If you don,t like geese switch off now !
Pink Footed Geese piling over Leeshaw6 skeins, 719 pinkies
A bright start to the morning at Fly Flatts but rapidly deteriorating with low cloud from the west bringing drizzle and rain by 1000 hrs.
The afternoon at Leeshaw was clear with fog on the moor tops slowly moving in but managed to last the watch out.
Fly Flatts was quiet but an early alert from PT, my Horton Bank Top lookout centre, text to say there was a skein of Pinks over Shelf which boosted morale a bit, thanks for that Peter. This coincided with DCB/HC at Oxenhope getting a skein over their watch point from the direction of Leeshaw reservoir.
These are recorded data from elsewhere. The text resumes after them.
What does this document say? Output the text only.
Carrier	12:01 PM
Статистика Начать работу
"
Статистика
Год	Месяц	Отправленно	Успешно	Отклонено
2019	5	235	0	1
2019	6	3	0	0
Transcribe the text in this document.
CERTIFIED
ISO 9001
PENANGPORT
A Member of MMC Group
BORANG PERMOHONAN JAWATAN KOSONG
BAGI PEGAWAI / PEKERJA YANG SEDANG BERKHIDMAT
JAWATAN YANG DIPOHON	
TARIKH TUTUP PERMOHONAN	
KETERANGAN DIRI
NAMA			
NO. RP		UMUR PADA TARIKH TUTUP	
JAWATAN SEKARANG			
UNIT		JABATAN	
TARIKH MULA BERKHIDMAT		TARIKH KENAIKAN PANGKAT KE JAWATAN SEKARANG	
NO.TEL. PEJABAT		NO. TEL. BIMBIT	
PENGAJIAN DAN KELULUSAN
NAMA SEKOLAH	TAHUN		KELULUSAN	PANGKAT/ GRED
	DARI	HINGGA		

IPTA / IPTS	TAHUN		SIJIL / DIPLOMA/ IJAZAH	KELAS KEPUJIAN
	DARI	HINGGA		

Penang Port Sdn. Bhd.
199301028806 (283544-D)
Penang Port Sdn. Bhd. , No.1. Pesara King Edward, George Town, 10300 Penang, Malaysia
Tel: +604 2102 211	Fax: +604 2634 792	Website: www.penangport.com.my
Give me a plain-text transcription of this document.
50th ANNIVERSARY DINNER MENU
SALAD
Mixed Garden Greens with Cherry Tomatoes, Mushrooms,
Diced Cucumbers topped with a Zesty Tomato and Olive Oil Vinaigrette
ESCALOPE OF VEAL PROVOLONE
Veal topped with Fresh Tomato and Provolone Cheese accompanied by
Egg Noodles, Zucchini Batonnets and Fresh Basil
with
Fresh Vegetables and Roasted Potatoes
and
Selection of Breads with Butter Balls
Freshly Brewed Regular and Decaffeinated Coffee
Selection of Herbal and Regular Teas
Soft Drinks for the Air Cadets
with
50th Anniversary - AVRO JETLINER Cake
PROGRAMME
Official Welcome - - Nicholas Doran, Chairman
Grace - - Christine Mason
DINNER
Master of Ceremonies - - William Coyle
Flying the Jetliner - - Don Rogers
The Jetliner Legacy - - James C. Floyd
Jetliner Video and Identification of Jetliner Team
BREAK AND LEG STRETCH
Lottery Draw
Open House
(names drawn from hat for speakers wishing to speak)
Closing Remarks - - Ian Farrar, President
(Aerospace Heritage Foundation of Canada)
The excitement was short lived with the rest of the morning very poor and just down to 5 species found.
With grapevine messages from Calderdale reporting several skeins of geese moving west I headed to Leeshaw in the afternoon expecting them to come through the gap between the low cloud to the North and South of me.
It was,nt long before the first skein came into view coming directly over the Oxenhope watch point and over the reservoir leaving directly West. A call from JL to say he was getting them over Soil Hill and also from Ashley, the finder of the Wryneck, saying he was getting them over Skircoat Green.
Suddenly Pinks were coming through in bus loads with skein after skein all on the same flight path leaving >W. Within 30 minutes 6 skeins had gone over with a total of 719 geese, an amazing sight ,and to me, my favourite sight and sound of British birding.
Not much time for any other birding but Herrings, and LBBs were present among the small gulls.
FLY FLATTS
6 Red Grouse
1 Stonechat
9 Herring.............>NW
86 Starling...........>NW
1 Kestrel
1 Buzzard
LEESHAW
719 Pink Footed geese... >W 135, 172, 80, 110, 160, 62.
4 Herring gull
6 LBB gull
c 100 small gull 75% Common
2 Cormorant.
Dave Barker and me were reminiscing on the phone about vis mig days gone by and I reminded him of the remark he use to make on Bonfire night. He used to say " I wonder what happens to Redwings in the war torn skies of England on Bonfire Night". We used to wonder how many of the night fliers would get shot down with fireworks.